Datasets & Models
Dataset
The available datasets are listed in the data folder, with metadata provided in data/metadata.xlsx. Below are some of the datasets currently included in the library:
Ausgrid Solar Home Datasets
This dataset has been widely used in net load forecasting research since 2016. It includes data from 300 solar-equipped households within the Ausgrid network in Sydney. The original source is here.
| Dataset Name |
Description |
ds1_ahsd.csv |
Ausgrid Solar Home Dataset, aggregate of 300 household data in Ausgrid network |
ds4_ashd_with_weather.csv |
ds1 enhanced with temperature, relative humidity, and wind speed data |
ds13_ashd_with_cloud_solcast.csv |
ds4 further enriched with cloud data from Solcast |
These datasets were compiled by UNSW Sydney using data from Solar Analytics and Wattwatchers. Sensitive information such as customer addresses, names, and NMIs has been removed. The original source is
here.
| Dataset Name |
Description |
ds10_aedp_cluster2_30min.csv |
AEDP dataset for Cluster 2 with 30-minute resolution |
ds11_aedp_cluster2_30min_with_weather.csv |
ds10 enhanced with weather data including temperature, humidity, etc. |
Ausgrid Zone Substation (ZS) Datasets – Mascot
Unlike the previous household-focused datasets, this dataset covers a zone substation, which includes residential, commercial & industrial (C&I), and major customers.
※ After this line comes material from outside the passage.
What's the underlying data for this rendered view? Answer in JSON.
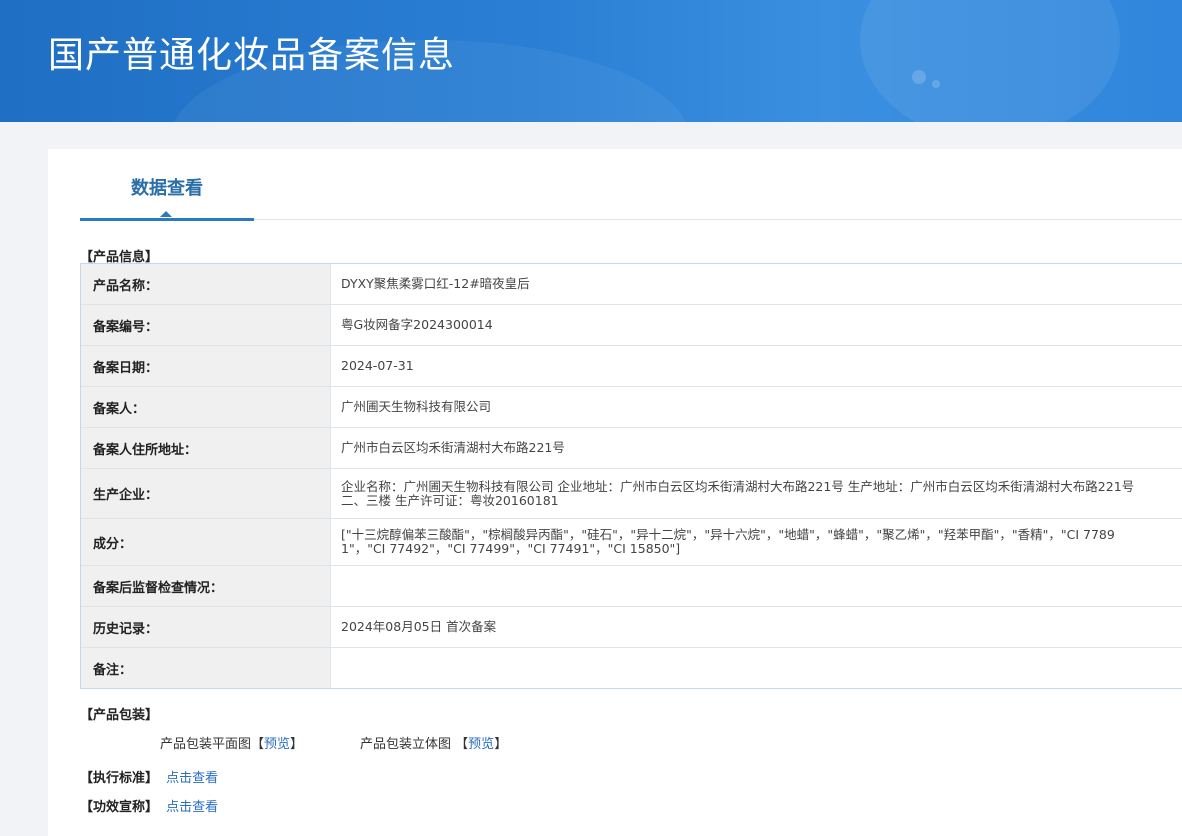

The original source is here.
| Dataset Name |
Description |
ds14_ausgrid_zs_mascot.csv |
Zone Substation data for Mascot |
ds15_ausgrid_zs_mascot_30min_with_weather.csv |
ds14 enhanced with weather data at 30-minute resolution |
Model
Forecasting Models Overview
| Model ID |
Model Name |
Short Description |
m1_naive |
Naive |
Forecast equals the last observed value |
m2_snaive |
Seasonal Naive |
Forecast equals the value from the same season in the previous cycle |
Statistical Models
| Model ID |
Model Name |
Short Description |
m3_ets |
ETS |
Exponential smoothing model with error, trend, and seasonality components |
m4_arima |
ARIMA |
Autoregressive Integrated Moving Average model for time series forecasting |
m5_sarima |
SARIMA |
Seasonal ARIMA model with seasonal components |
m6_lr |
Linear Regression |
Predicts future values using a linear combination of input features |
Machine Learning Models
| Model ID |
Model Name |
Short Description |
m7_ann |
ANN |
Basic Artificial Neural Network with one hidden layers |
m8_dnn |
Deep Neural Network |
ANN with more than one hidden layer |
m9_rt |
Regression Tree |
Decision tree model for regression tasks |
m10_rf |
Random Forest |
Ensemble of regression trees for improved accuracy and robustness |
m11_svr |
Support Vector Regression |
Uses support vectors to perform regression with margin of tolerance |
m12_rnn |
Recurrent Neural Network |
Neural network with feedback loops for sequential data |
m13_lstm |
Long Short-Term Memory |
RNN variant designed to capture long-term dependencies |
m14_gru |
Gated Recurrent Unit |
Simplified LSTM with fewer parameters |
m15_transformer |
Transformer |
Attention-based model for sequence modeling without recurrence |
m16_prophet |
Prophet |
Time series model developed by Facebook for business forecasting |
m17_xgb |
XGBoost |
Gradient boosting framework optimized for speed and performance |
m18_nbeats |
N-BEATS |
Deep learning model for univariate time series forecasting |
Hyperparameter
The list of available model and its hyperparameter can be seen on config/model_hyperparameters.ipynb. The values currently available are the hyperparameter values mostly used in academic literature, but not necessarily the optimum value.